We need food to maintain energy, water to hydrate ourselves and the educational information we read that ‘sets us apart from the animals.’ Outernet is setting new rules in the game of information and technology by setting goals of providing free internet via outer space that can be received and stored in a device called ‘Lantern.’
Lantern continuously receives radio waves broadcast by Outernet from space. Lantern then turns the signal into digital files, like webpages, news articles, e-books, videos and music. Lantern can receive and store any type of digital file on its internal drive. To view the content stored in Lantern, turn on the Wi-Fi hotspot and connect to Lantern with any Wi-Fi enabled device… then all you need is a browser.

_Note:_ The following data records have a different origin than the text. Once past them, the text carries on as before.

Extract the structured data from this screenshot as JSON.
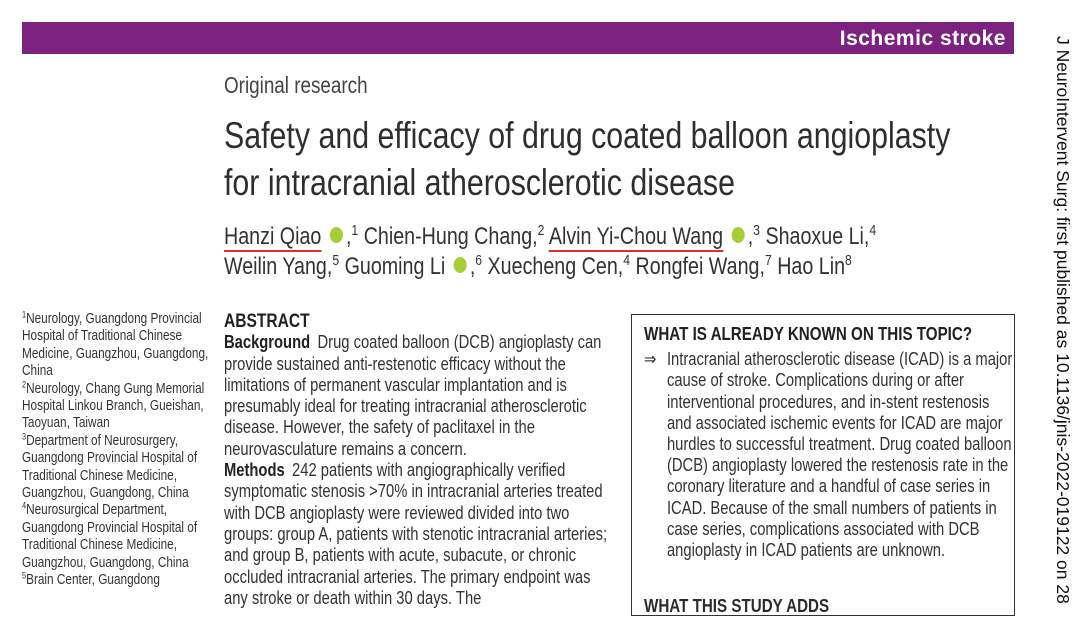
{
  "banner": {
    "label": "Ischemic stroke"
  },
  "article_type": "Original research",
  "title": "Safety and efficacy of drug coated balloon angioplasty for intracranial atherosclerotic disease",
  "authors": {
    "separator": ",",
    "list": [
      {
        "name": "Hanzi Qiao",
        "affil": 1,
        "orcid": true,
        "highlight": true
      },
      {
        "name": "Chien-Hung Chang",
        "affil": 2,
        "orcid": false,
        "highlight": false
      },
      {
        "name": "Alvin Yi-Chou Wang",
        "affil": 3,
        "orcid": true,
        "highlight": true
      },
      {
        "name": "Shaoxue Li",
        "affil": 4,
        "orcid": false,
        "highlight": false
      },
      {
        "name": "Weilin Yang",
        "affil": 5,
        "orcid": false,
        "highlight": false
      },
      {
        "name": "Guoming Li",
        "affil": 6,
        "orcid": true,
        "highlight": false
      },
      {
        "name": "Xuecheng Cen",
        "affil": 4,
        "orcid": false,
        "highlight": false
      },
      {
        "name": "Rongfei Wang",
        "affil": 7,
        "orcid": false,
        "highlight": false
      },
      {
        "name": "Hao Lin",
        "affil": 8,
        "orcid": false,
        "highlight": false
      }
    ]
  },
  "affiliations": [
    {
      "num": 1,
      "text": "Neurology, Guangdong Provincial Hospital of Traditional Chinese Medicine, Guangzhou, Guangdong, China"
    },
    {
      "num": 2,
      "text": "Neurology, Chang Gung Memorial Hospital Linkou Branch, Gueishan, Taoyuan, Taiwan"
    },
    {
      "num": 3,
      "text": "Department of Neurosurgery, Guangdong Provincial Hospital of Traditional Chinese Medicine, Guangzhou, Guangdong, China"
    },
    {
      "num": 4,
      "text": "Neurosurgical Department, Guangdong Provincial Hospital of Traditional Chinese Medicine, Guangzhou, Guangdong, China"
    },
    {
      "num": 5,
      "text": "Brain Center, Guangdong"
    }
  ],
  "abstract": {
    "heading": "ABSTRACT",
    "sections": [
      {
        "label": "Background",
        "text": "Drug coated balloon (DCB) angioplasty can provide sustained anti-restenotic efficacy without the limitations of permanent vascular implantation and is presumably ideal for treating intracranial atherosclerotic disease. However, the safety of paclitaxel in the neurovasculature remains a concern."
      },
      {
        "label": "Methods",
        "text": "242 patients with angiographically verified symptomatic stenosis >70% in intracranial arteries treated with DCB angioplasty were reviewed divided into two groups: group A, patients with stenotic intracranial arteries; and group B, patients with acute, subacute, or chronic occluded intracranial arteries. The primary endpoint was any stroke or death within 30 days. The"
      }
    ]
  },
  "known_box": {
    "heading": "WHAT IS ALREADY KNOWN ON THIS TOPIC?",
    "bullet": "⇒",
    "items": [
      "Intracranial atherosclerotic disease (ICAD) is a major cause of stroke. Complications during or after interventional procedures, and in-stent restenosis and associated ischemic events for ICAD are major hurdles to successful treatment. Drug coated balloon (DCB) angioplasty lowered the restenosis rate in the coronary literature and a handful of case series in ICAD. Because of the small numbers of patients in case series, complications associated with DCB angioplasty in ICAD patients are unknown."
    ]
  },
  "next_box_heading": "WHAT THIS STUDY ADDS",
  "side_note": "J NeuroIntervent Surg: first published as 10.1136/jnis-2022-019122 on 28"
}
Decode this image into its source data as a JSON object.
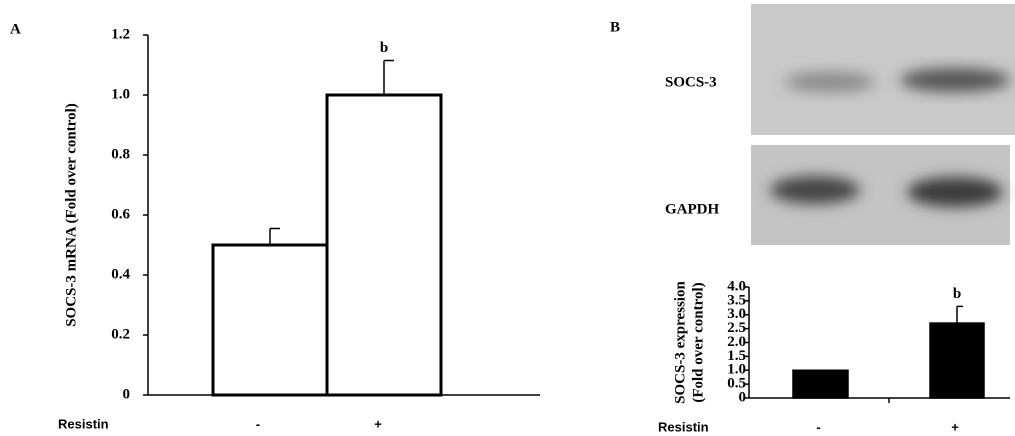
{
  "panel_labels": [
    "A",
    "B"
  ],
  "blot": {
    "labels": [
      "SOCS-3",
      "GAPDH"
    ]
  },
  "chart_data": [
    {
      "type": "bar",
      "xlabel": "Resistin",
      "ylabel": [
        "SOCS-3 mRNA (Fold over control)"
      ],
      "categories": [
        "-",
        "+"
      ],
      "values": [
        0.5,
        1.0
      ],
      "errors": [
        0.055,
        0.115
      ],
      "bar_labels": [
        null,
        "b"
      ],
      "color": "#ffffff",
      "ylim": [
        0,
        1.2
      ],
      "yticks": [
        0,
        0.2,
        0.4,
        0.6,
        0.8,
        {
          "value": 1,
          "label": "1.0"
        },
        1.2
      ]
    },
    {
      "type": "bar",
      "xlabel": "Resistin",
      "ylabel": [
        "SOCS-3 expression",
        "(Fold over control)"
      ],
      "categories": [
        "-",
        "+"
      ],
      "values": [
        1.0,
        2.7
      ],
      "errors": [
        null,
        0.6
      ],
      "bar_labels": [
        null,
        "b"
      ],
      "color": "#000000",
      "ylim": [
        0,
        4
      ],
      "yticks": [
        0,
        0.5,
        {
          "value": 1,
          "label": "1.0"
        },
        1.5,
        {
          "value": 2,
          "label": "2.0"
        },
        2.5,
        {
          "value": 3,
          "label": "3.0"
        },
        3.5,
        {
          "value": 4,
          "label": "4.0"
        }
      ]
    }
  ]
}
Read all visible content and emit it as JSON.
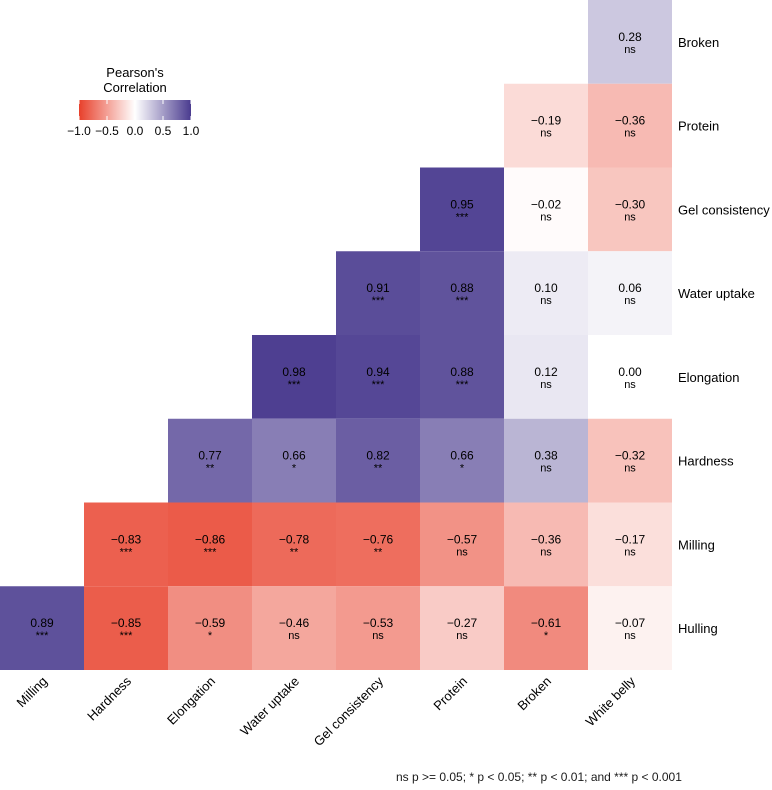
{
  "chart_data": {
    "type": "heatmap",
    "title": "",
    "legend": {
      "title_line1": "Pearson's",
      "title_line2": "Correlation",
      "ticks": [
        "−1.0",
        "−0.5",
        "0.0",
        "0.5",
        "1.0"
      ],
      "tick_values": [
        -1.0,
        -0.5,
        0.0,
        0.5,
        1.0
      ],
      "range": [
        -1,
        1
      ],
      "placement": "top-left"
    },
    "color_scale": {
      "low": "#e8402b",
      "mid": "#ffffff",
      "high": "#4a3b8f"
    },
    "columns": [
      "Milling",
      "Hardness",
      "Elongation",
      "Water uptake",
      "Gel consistency",
      "Protein",
      "Broken",
      "White belly"
    ],
    "rows": [
      "Broken",
      "Protein",
      "Gel consistency",
      "Water uptake",
      "Elongation",
      "Hardness",
      "Milling",
      "Hulling"
    ],
    "cells": [
      {
        "row": "Broken",
        "col": "White belly",
        "value": 0.28,
        "label": "0.28",
        "sig": "ns"
      },
      {
        "row": "Protein",
        "col": "Broken",
        "value": -0.19,
        "label": "−0.19",
        "sig": "ns"
      },
      {
        "row": "Protein",
        "col": "White belly",
        "value": -0.36,
        "label": "−0.36",
        "sig": "ns"
      },
      {
        "row": "Gel consistency",
        "col": "Protein",
        "value": 0.95,
        "label": "0.95",
        "sig": "***"
      },
      {
        "row": "Gel consistency",
        "col": "Broken",
        "value": -0.02,
        "label": "−0.02",
        "sig": "ns"
      },
      {
        "row": "Gel consistency",
        "col": "White belly",
        "value": -0.3,
        "label": "−0.30",
        "sig": "ns"
      },
      {
        "row": "Water uptake",
        "col": "Gel consistency",
        "value": 0.91,
        "label": "0.91",
        "sig": "***"
      },
      {
        "row": "Water uptake",
        "col": "Protein",
        "value": 0.88,
        "label": "0.88",
        "sig": "***"
      },
      {
        "row": "Water uptake",
        "col": "Broken",
        "value": 0.1,
        "label": "0.10",
        "sig": "ns"
      },
      {
        "row": "Water uptake",
        "col": "White belly",
        "value": 0.06,
        "label": "0.06",
        "sig": "ns"
      },
      {
        "row": "Elongation",
        "col": "Water uptake",
        "value": 0.98,
        "label": "0.98",
        "sig": "***"
      },
      {
        "row": "Elongation",
        "col": "Gel consistency",
        "value": 0.94,
        "label": "0.94",
        "sig": "***"
      },
      {
        "row": "Elongation",
        "col": "Protein",
        "value": 0.88,
        "label": "0.88",
        "sig": "***"
      },
      {
        "row": "Elongation",
        "col": "Broken",
        "value": 0.12,
        "label": "0.12",
        "sig": "ns"
      },
      {
        "row": "Elongation",
        "col": "White belly",
        "value": 0.0,
        "label": "0.00",
        "sig": "ns"
      },
      {
        "row": "Hardness",
        "col": "Elongation",
        "value": 0.77,
        "label": "0.77",
        "sig": "**"
      },
      {
        "row": "Hardness",
        "col": "Water uptake",
        "value": 0.66,
        "label": "0.66",
        "sig": "*"
      },
      {
        "row": "Hardness",
        "col": "Gel consistency",
        "value": 0.82,
        "label": "0.82",
        "sig": "**"
      },
      {
        "row": "Hardness",
        "col": "Protein",
        "value": 0.66,
        "label": "0.66",
        "sig": "*"
      },
      {
        "row": "Hardness",
        "col": "Broken",
        "value": 0.38,
        "label": "0.38",
        "sig": "ns"
      },
      {
        "row": "Hardness",
        "col": "White belly",
        "value": -0.32,
        "label": "−0.32",
        "sig": "ns"
      },
      {
        "row": "Milling",
        "col": "Hardness",
        "value": -0.83,
        "label": "−0.83",
        "sig": "***"
      },
      {
        "row": "Milling",
        "col": "Elongation",
        "value": -0.86,
        "label": "−0.86",
        "sig": "***"
      },
      {
        "row": "Milling",
        "col": "Water uptake",
        "value": -0.78,
        "label": "−0.78",
        "sig": "**"
      },
      {
        "row": "Milling",
        "col": "Gel consistency",
        "value": -0.76,
        "label": "−0.76",
        "sig": "**"
      },
      {
        "row": "Milling",
        "col": "Protein",
        "value": -0.57,
        "label": "−0.57",
        "sig": "ns"
      },
      {
        "row": "Milling",
        "col": "Broken",
        "value": -0.36,
        "label": "−0.36",
        "sig": "ns"
      },
      {
        "row": "Milling",
        "col": "White belly",
        "value": -0.17,
        "label": "−0.17",
        "sig": "ns"
      },
      {
        "row": "Hulling",
        "col": "Milling",
        "value": 0.89,
        "label": "0.89",
        "sig": "***"
      },
      {
        "row": "Hulling",
        "col": "Hardness",
        "value": -0.85,
        "label": "−0.85",
        "sig": "***"
      },
      {
        "row": "Hulling",
        "col": "Elongation",
        "value": -0.59,
        "label": "−0.59",
        "sig": "*"
      },
      {
        "row": "Hulling",
        "col": "Water uptake",
        "value": -0.46,
        "label": "−0.46",
        "sig": "ns"
      },
      {
        "row": "Hulling",
        "col": "Gel consistency",
        "value": -0.53,
        "label": "−0.53",
        "sig": "ns"
      },
      {
        "row": "Hulling",
        "col": "Protein",
        "value": -0.27,
        "label": "−0.27",
        "sig": "ns"
      },
      {
        "row": "Hulling",
        "col": "Broken",
        "value": -0.61,
        "label": "−0.61",
        "sig": "*"
      },
      {
        "row": "Hulling",
        "col": "White belly",
        "value": -0.07,
        "label": "−0.07",
        "sig": "ns"
      }
    ],
    "caption": "ns p >= 0.05; * p < 0.05; ** p < 0.01; and *** p < 0.001"
  }
}
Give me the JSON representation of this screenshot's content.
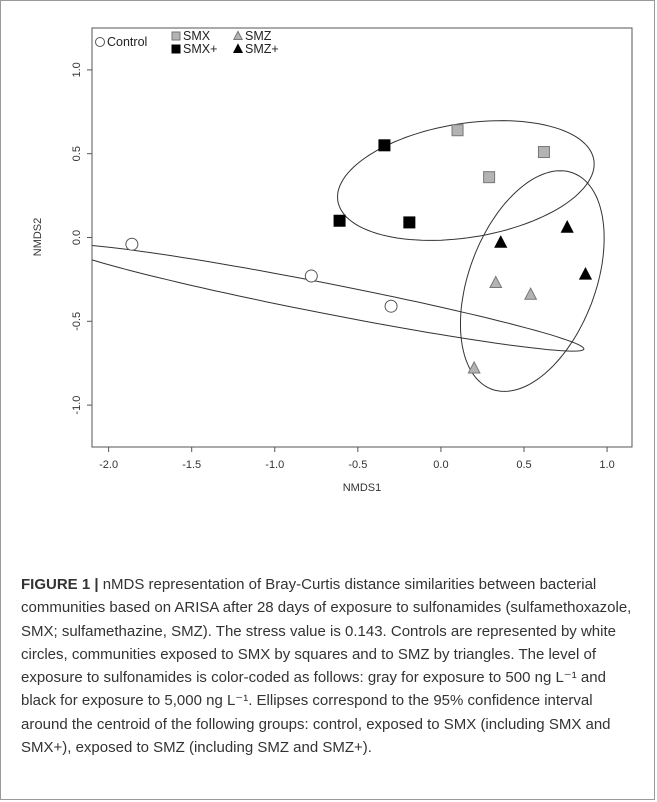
{
  "chart_data": {
    "type": "scatter",
    "title": "",
    "xlabel": "NMDS1",
    "ylabel": "NMDS2",
    "xlim": [
      -2.1,
      1.15
    ],
    "ylim": [
      -1.25,
      1.25
    ],
    "xticks": [
      "-2.0",
      "-1.5",
      "-1.0",
      "-0.5",
      "0.0",
      "0.5",
      "1.0"
    ],
    "yticks": [
      "1.0",
      "0.5",
      "0.0",
      "-0.5",
      "-1.0"
    ],
    "legend_position": "top-left",
    "series": [
      {
        "name": "Control",
        "marker": "circle",
        "fill": "#ffffff",
        "points": [
          [
            -1.86,
            -0.04
          ],
          [
            -0.78,
            -0.23
          ],
          [
            -0.3,
            -0.41
          ]
        ]
      },
      {
        "name": "SMX",
        "marker": "square",
        "fill": "#b3b3b3",
        "points": [
          [
            0.1,
            0.64
          ],
          [
            0.29,
            0.36
          ],
          [
            0.62,
            0.51
          ]
        ]
      },
      {
        "name": "SMX+",
        "marker": "square",
        "fill": "#000000",
        "points": [
          [
            -0.34,
            0.55
          ],
          [
            -0.61,
            0.1
          ],
          [
            -0.19,
            0.09
          ]
        ]
      },
      {
        "name": "SMZ",
        "marker": "triangle",
        "fill": "#b3b3b3",
        "points": [
          [
            0.33,
            -0.27
          ],
          [
            0.54,
            -0.34
          ],
          [
            0.2,
            -0.78
          ]
        ]
      },
      {
        "name": "SMZ+",
        "marker": "triangle",
        "fill": "#000000",
        "points": [
          [
            0.36,
            -0.03
          ],
          [
            0.76,
            0.06
          ],
          [
            0.87,
            -0.22
          ]
        ]
      }
    ],
    "ellipses": [
      {
        "group": "control",
        "center": [
          -0.71,
          -0.36
        ],
        "semi_axes": [
          1.6,
          0.09
        ],
        "angle_deg": -11
      },
      {
        "group": "SMX",
        "center": [
          0.15,
          0.34
        ],
        "semi_axes": [
          0.78,
          0.34
        ],
        "angle_deg": 9
      },
      {
        "group": "SMZ",
        "center": [
          0.55,
          -0.26
        ],
        "semi_axes": [
          0.69,
          0.38
        ],
        "angle_deg": 69
      }
    ]
  },
  "caption": {
    "label": "FIGURE 1 |",
    "text": "nMDS representation of Bray-Curtis distance similarities between bacterial communities based on ARISA after 28 days of exposure to sulfonamides (sulfamethoxazole, SMX; sulfamethazine, SMZ). The stress value is 0.143. Controls are represented by white circles, communities exposed to SMX by squares and to SMZ by triangles. The level of exposure to sulfonamides is color-coded as follows: gray for exposure to 500 ng L⁻¹ and black for exposure to 5,000 ng L⁻¹. Ellipses correspond to the 95% confidence interval around the centroid of the following groups: control, exposed to SMX (including SMX and SMX+), exposed to SMZ (including SMZ and SMZ+)."
  }
}
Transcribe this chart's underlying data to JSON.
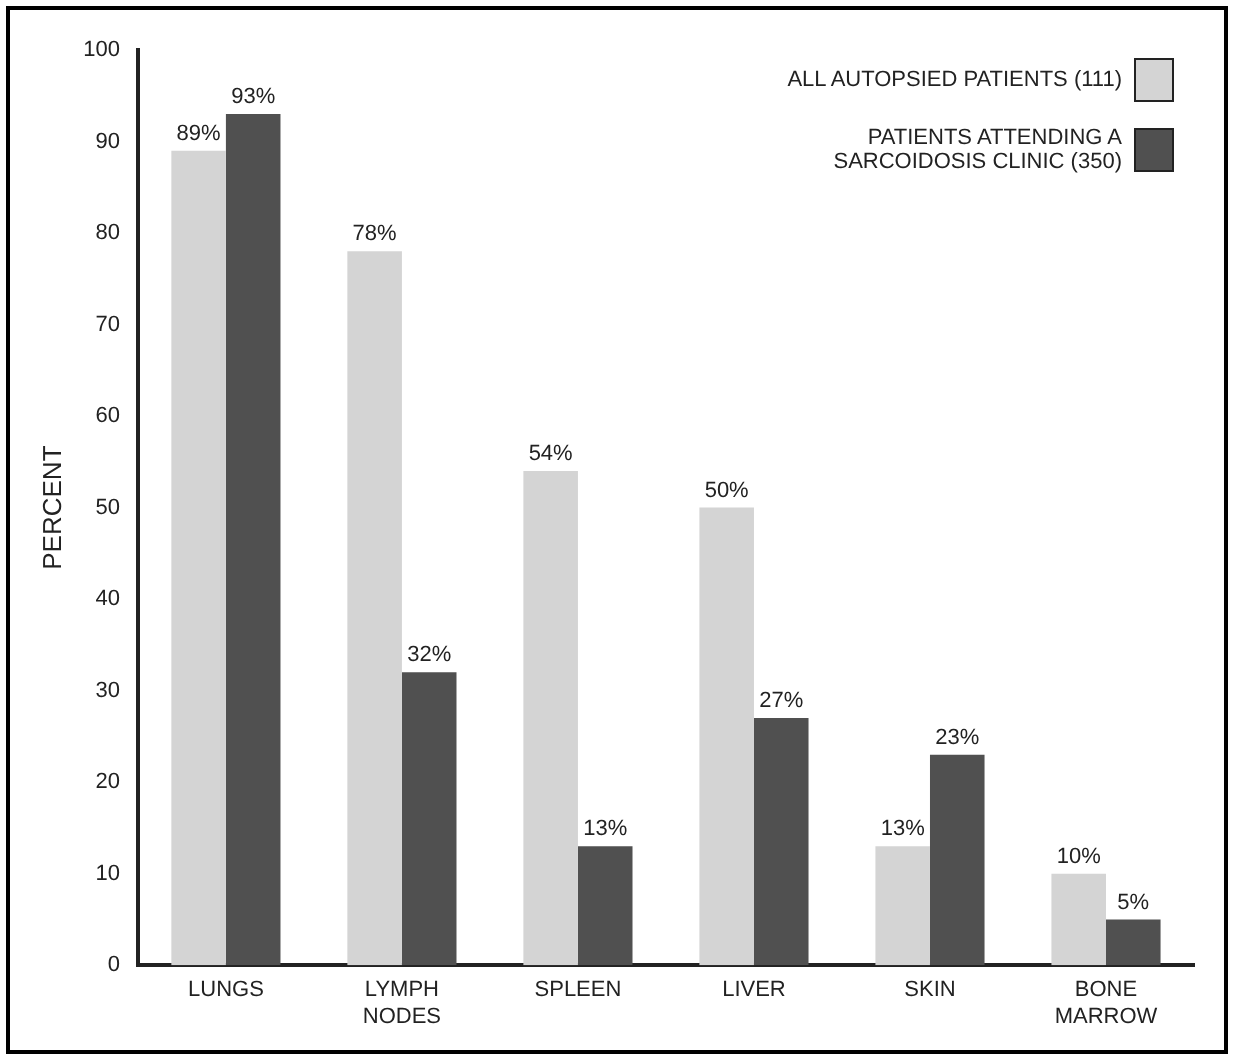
{
  "chart_data": {
    "type": "bar",
    "ylabel": "PERCENT",
    "categories": [
      "LUNGS",
      "LYMPH\nNODES",
      "SPLEEN",
      "LIVER",
      "SKIN",
      "BONE\nMARROW"
    ],
    "series": [
      {
        "name": "ALL AUTOPSIED PATIENTS (111)",
        "color": "#d4d4d4",
        "values": [
          89,
          78,
          54,
          50,
          13,
          10
        ],
        "value_labels": [
          "89%",
          "78%",
          "54%",
          "50%",
          "13%",
          "10%"
        ]
      },
      {
        "name": "PATIENTS ATTENDING A\nSARCOIDOSIS CLINIC (350)",
        "color": "#505050",
        "values": [
          93,
          32,
          13,
          27,
          23,
          5
        ],
        "value_labels": [
          "93%",
          "32%",
          "13%",
          "27%",
          "23%",
          "5%"
        ]
      }
    ],
    "ylim": [
      0,
      100
    ],
    "yticks": [
      0,
      10,
      20,
      30,
      40,
      50,
      60,
      70,
      80,
      90,
      100
    ],
    "grid": false,
    "legend": "top right"
  }
}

Image Source: Google Image – Lantern is an anonymous portable library that constantly receives free data from space.
Hours after the initial campaign closed on January 12, 2015, they sailed past the $500,000 funding goal to unlock 10MB/day to the entire world, however, now that Lantern is in demand, the campaign continues. Now, if they can reach a goal of one million dollars, it would allow them to increase the output of Outernet’s ‘Fixed Service’ even more. The difference between the ‘Mobile Service,’ which feeds Lantern, and the ‘Fixed Service’ is that you need a satellite dish for the ‘Fixed Service.’ Lantern has been designed in such a way that it needs to be plugged into a dish, allowing it to be mobile when it needs to be, or high volume if Lantern is stationary.
Right now the Fixed Service is live and broadcasting at 200MB/day on three satellites covering North America, Europe, Africa, and parts of the Middle East, and if they want to cover sub-continents and the far East, they need to reach their million dollar goal.
Currently, its 10MB capability allows everyone to view an e-book, to view a short TED Talk, five academic journal articles, six weather maps, three hundred and fifty Wikipedia articles, five news topics from every country in the world and two thousand trending tweets.
As mentioned earlier, the device that receives the data is Lantern and it gets this data for free. The best thing to compare the device to is a radio; you buy it once and then you can always listen to your favorite station. So Outernet is like the radio station and Lantern is the radio. Outernet uses small satellites that transmit radio waves to communicate with Lantern. A conventional FM/AM radio turns the signals into music, while Lantern turns it into files. A radio gives you its information through sound while lantern gives it to you using Wi-Fi. Your cell phone or any other Wi-Fi enabled device(s) “listens” and Lantern lets its user view the files it has received.
Image Source: Google Image – Image showing the portability of Lantern device.
The device itself runs on batteries that provide twelve hours of straight up battery life when passively receiving data, and four hours when its Wi-Fi antenna is active. The LED indicator lights show if it’s switched on or off, if the Wi-Fi is active, battery life, signal strength and the frequency being received. It also has a micro USB input, micro SD card slot and a USB output, and it comes in a standard plastic case making it the size of a light weight flashlight.
The company was commissioned by The World Bank to install the hardware south of Sudan in many of its cities, making information available to the people of Sudan. The World Bank said that they would also be sponsoring content for this project. Furthermore, IREX — a United States-based non-profit organization committed to international education in academic research, professional training and technical assistance — has also been working with Outernet and have been installing receivers across many schools and libraries across Namibia.
This is literally a portable library in every pocket. This device can quite possibly turn out to be useful to everyone, especially in areas where censorship is everywhere, since all data consumed on Lantern is anonymous.